Insomma l’intervento dello stato nell’economia ha consentito attraverso l’utilizzo di denaro e investimenti pubblici, di creare quelle economie di scala e finanziarie che garantissero la creazione di quelle infrastrutture sistemiche e strategiche così vitali e necessarie per lo sviluppo del nostre paese.

Certo che poi dagli anni settanta in poi con la fine del miracolo economico e con la crisi economica del nostro paese conseguente allo shock petrolifero, l’IRI, in particolare, trasformò parzialmente la proprio mission anche in quella di salvataggio delle imprese in crisi spesso in realtà anche decotte, nel miraggio così di salvaguardare l’occupazione e l’interesse sociale della collettività.

Insomma come si disse allora più avanti da parte degli storici commentando quella stagione del paese di cui sopra, lo stato si era messo a produrre gelati e panettoni e non più solo a garantire le infrastrutture e know how strategico per il paese.

Fu certamente una politica sbagliata che caricò di perdite l’IRI, non sufficientemente compensata dai dividendi dei settori trainanti (come detto ad esempio come detto le telecomunicazioni).

Oggi diversamente anche per impulso delle direttive europee sappiamo che è inutile difendere con aiuti di stato le imprese decotte e obsolete tecnologicamente e che invece le risorse statali e pubbliche vanno concentrate sui settori innovativi ed emergenti, perché sono quelli che creano ricchezza e soprattutto occupazione.

Poi arrivò negli anni 90 il vento del supposto cambiamento che portò a una stagione poi rivelatasi fallimentare dove si credeva che l’intervento dello stato fosse deleterio in toto nell’economia e che quindi bisognasse prontamente e a qualunque costo disfarsi delle partecipazioni statali financo dei suoi gioielli che rendevano fior di dividendi (vedi STET e Telecom).

Si diceva sempre che la vendita delle partecipazioni statali avrebbe consentito di ripianare il debito pubblico accumulato a partire dagli anni 70; debito che con i suoi interessi gravava così pesantemente sul bilancio italiano.

Insomma si confuse il fatto che l’IRI era gravata dal peso di aziende oramai decotte acquisite per salvaguardare l’occupazione (o almeno così si credeva), con l’intenzione insensata di vendere i ngioielli delle partecipazioni statali come ad esempio la Telecom, che rappresentavano invece quelle infrastrutture e know how strategico, che doveva diversamente rimanere in mano pubblica (o almeno nel suo controllo), per tutelare l’interesse pubblico strategico.

Aziende e gioielli delle partecipazioni statali che furono svendute ai mercati finanziari se non agli amici di politici, come appunto il caso della Telecom che addirittura fu comprato con i debiti (cosiddetto management buy out) dalla cordata guidata dall’imprenditore Colannino.

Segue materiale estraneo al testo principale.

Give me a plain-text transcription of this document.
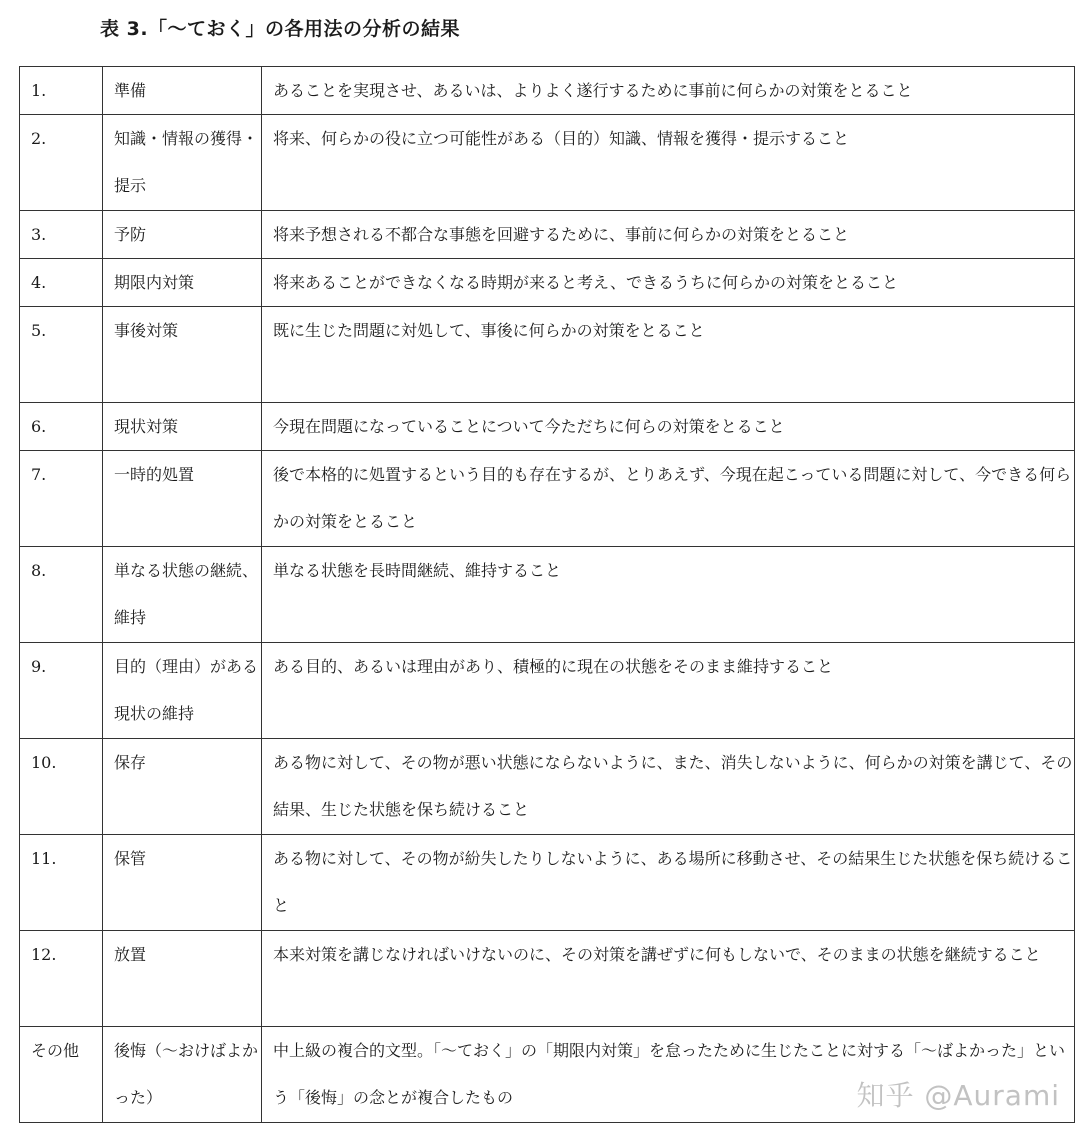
表 3.「〜ておく」の各用法の分析の結果
1.	準備	あることを実現させ、あるいは、よりよく遂行するために事前に何らかの対策をとること

2.	知識・情報の獲得・提示	将来、何らかの役に立つ可能性がある（目的）知識、情報を獲得・提示すること

3.	予防	将来予想される不都合な事態を回避するために、事前に何らかの対策をとること

4.	期限内対策	将来あることができなくなる時期が来ると考え、できるうちに何らかの対策をとること

5.	事後対策	既に生じた問題に対処して、事後に何らかの対策をとること

6.	現状対策	今現在問題になっていることについて今ただちに何らの対策をとること

7.	一時的処置	後で本格的に処置するという目的も存在するが、とりあえず、今現在起こっている問題に対して、今できる何らかの対策をとること

8.	単なる状態の継続、維持	単なる状態を長時間継続、維持すること

9.	目的（理由）がある現状の維持	ある目的、あるいは理由があり、積極的に現在の状態をそのまま維持すること

10.	保存	ある物に対して、その物が悪い状態にならないように、また、消失しないように、何らかの対策を講じて、その結果、生じた状態を保ち続けること

11.	保管	ある物に対して、その物が紛失したりしないように、ある場所に移動させ、その結果生じた状態を保ち続けること

12.	放置	本来対策を講じなければいけないのに、その対策を講ぜずに何もしないで、そのままの状態を継続すること

その他	後悔（〜おけばよかった）	中上級の複合的文型。「〜ておく」の「期限内対策」を怠ったために生じたことに対する「〜ばよかった」という「後悔」の念とが複合したもの	知乎 @Aurami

Sulla vendita della Telecom un grande intellettuale ed economista come Guido Rossi tuonò dalle pagine di repubblica che la presidenza del consiglio del governo stava funzionando come una merchant banck e aggiungo neanche tanto efficiente visto che i nostri gioielli delle partecipazioni statali furono di fatto svenduti.

Lo stesso Guido Rossi osservava che la Deutch Telecom tedesca era invece rimasta saldamente in mano al settore pubblico ed era il centro nevralgico e il motore propulsivo dell’innovazione del mondo della telecomunicazione e tecnologico di quel paese progredito che è la Germania.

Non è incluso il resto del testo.